Atividade ofertada beneficia no desenvolvimento de 187 alunos da Educação Especial; prática é recomendada como método terapêutico e educacional

A marcha é lenta, os passos firmes, mas tudo acontece como uma leve brincadeira de criança. São assim os atendimentos da equoterapia - serviço oferecido gratuitamente pela Prefeitura de Volta Redonda a 187 alunos matriculados na rede municipal de ensino, acompanhados pela Educação Especial da cidade. A atividade beneficia no desenvolvimento de crianças, jovens e adultos e é realizada através de uma parceria entre a Secretaria Municipal de Educação (SME) e o Recanto da Equoterapia, no bairro Dom Bosco.

Segundo a chefe da Seção de Educação Especial da SME, Elizabeth Melo, a marcha simula o andar humano e promove também a melhoria do desempenho nas áreas comportamental e cognitiva, favorecendo a ativação dos sistemas cardiorrespiratório e musculoesquelético. “É uma atividade terapêutica dinâmica, indicada para diversas patologias como síndromes, paralisia cerebral, transtornos do espectro autista e transtorno global do desenvolvimento”, citou, acrescentando que o tratamento é oferecido duas vezes por semana.

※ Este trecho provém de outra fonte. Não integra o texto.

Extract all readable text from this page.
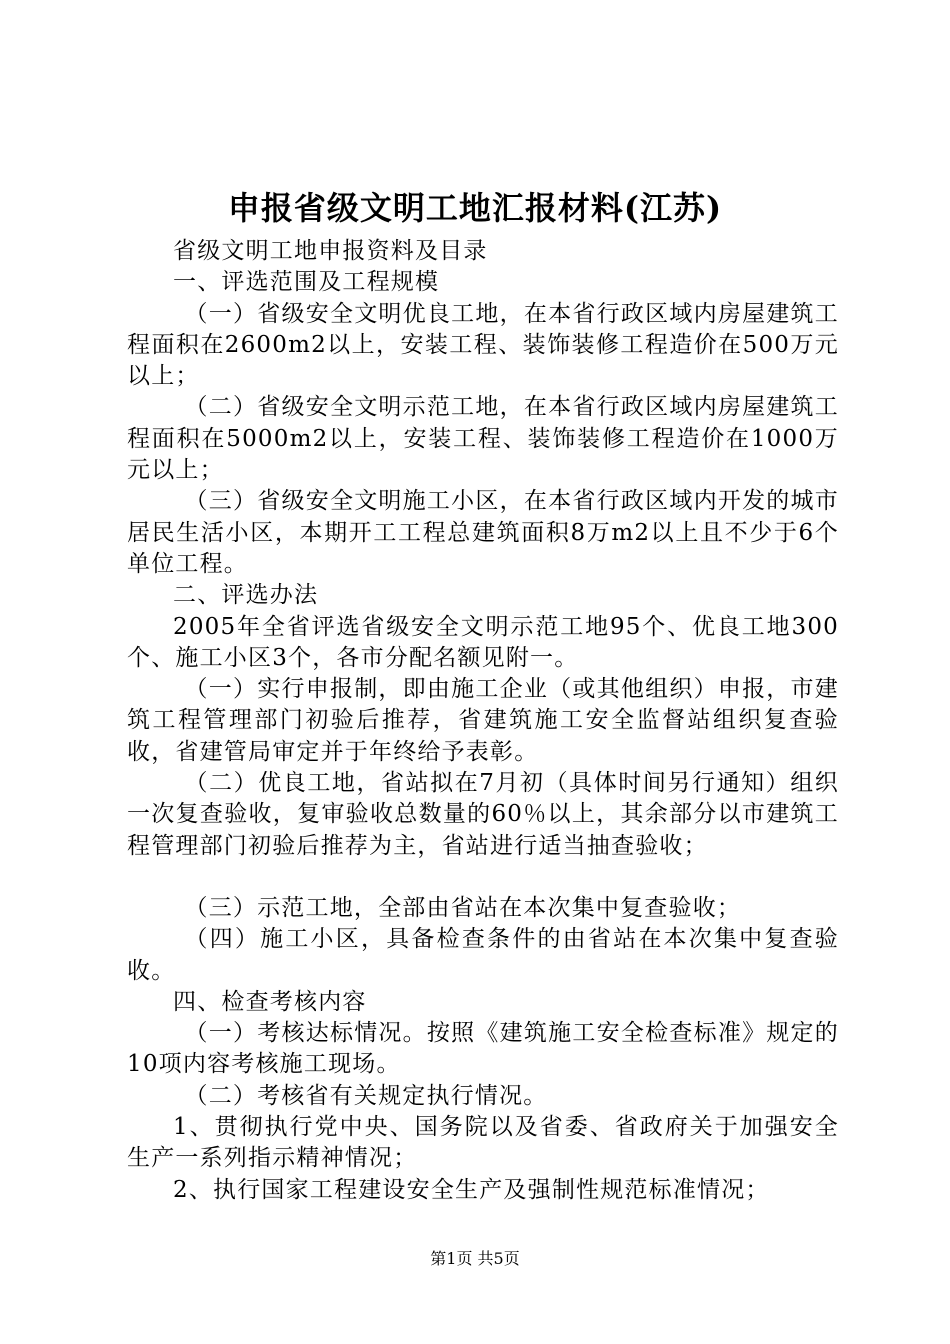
申报省级文明工地汇报材料(江苏)

省级文明工地申报资料及目录

一、评选范围及工程规模

（一）省级安全文明优良工地，在本省行政区域内房屋建筑工程面积在2600m2以上，安装工程、装饰装修工程造价在500万元以上；

（二）省级安全文明示范工地，在本省行政区域内房屋建筑工程面积在5000m2以上，安装工程、装饰装修工程造价在1000万元以上；

（三）省级安全文明施工小区，在本省行政区域内开发的城市居民生活小区，本期开工工程总建筑面积8万m2以上且不少于6个单位工程。

二、评选办法

2005年全省评选省级安全文明示范工地95个、优良工地300个、施工小区3个，各市分配名额见附一。

（一）实行申报制，即由施工企业（或其他组织）申报，市建筑工程管理部门初验后推荐，省建筑施工安全监督站组织复查验收，省建管局审定并于年终给予表彰。

（二）优良工地，省站拟在7月初（具体时间另行通知）组织一次复查验收，复审验收总数量的60％以上，其余部分以市建筑工程管理部门初验后推荐为主，省站进行适当抽查验收；

（三）示范工地，全部由省站在本次集中复查验收；

（四）施工小区，具备检查条件的由省站在本次集中复查验收。

四、检查考核内容

（一）考核达标情况。按照《建筑施工安全检查标准》规定的10项内容考核施工现场。

（二）考核省有关规定执行情况。

1、贯彻执行党中央、国务院以及省委、省政府关于加强安全生产一系列指示精神情况；

2、执行国家工程建设安全生产及强制性规范标准情况；

第1页 共5页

A equipe de atendimento conta com fisioterapeutas, psicólogos e equitadores que trabalham em conjunto, interagindo pelo bem-estar, restabelecimento e melhoria do quadro clínico do paciente. A proposta de atendimento é individualizada e planejada em função das necessidades e potencialidades de cada atendido.

O aposentado Mário Fernando Sacramento, morador do bairro Sessenta, é avô de Pedro Henrique, de 5 anos. O menino tem Síndrome de Down e há cerca de seis meses frequenta aulas às terças e quintas. Ele comentou que o neto se adaptou bem a equoterapia e elogiou bastante o serviço.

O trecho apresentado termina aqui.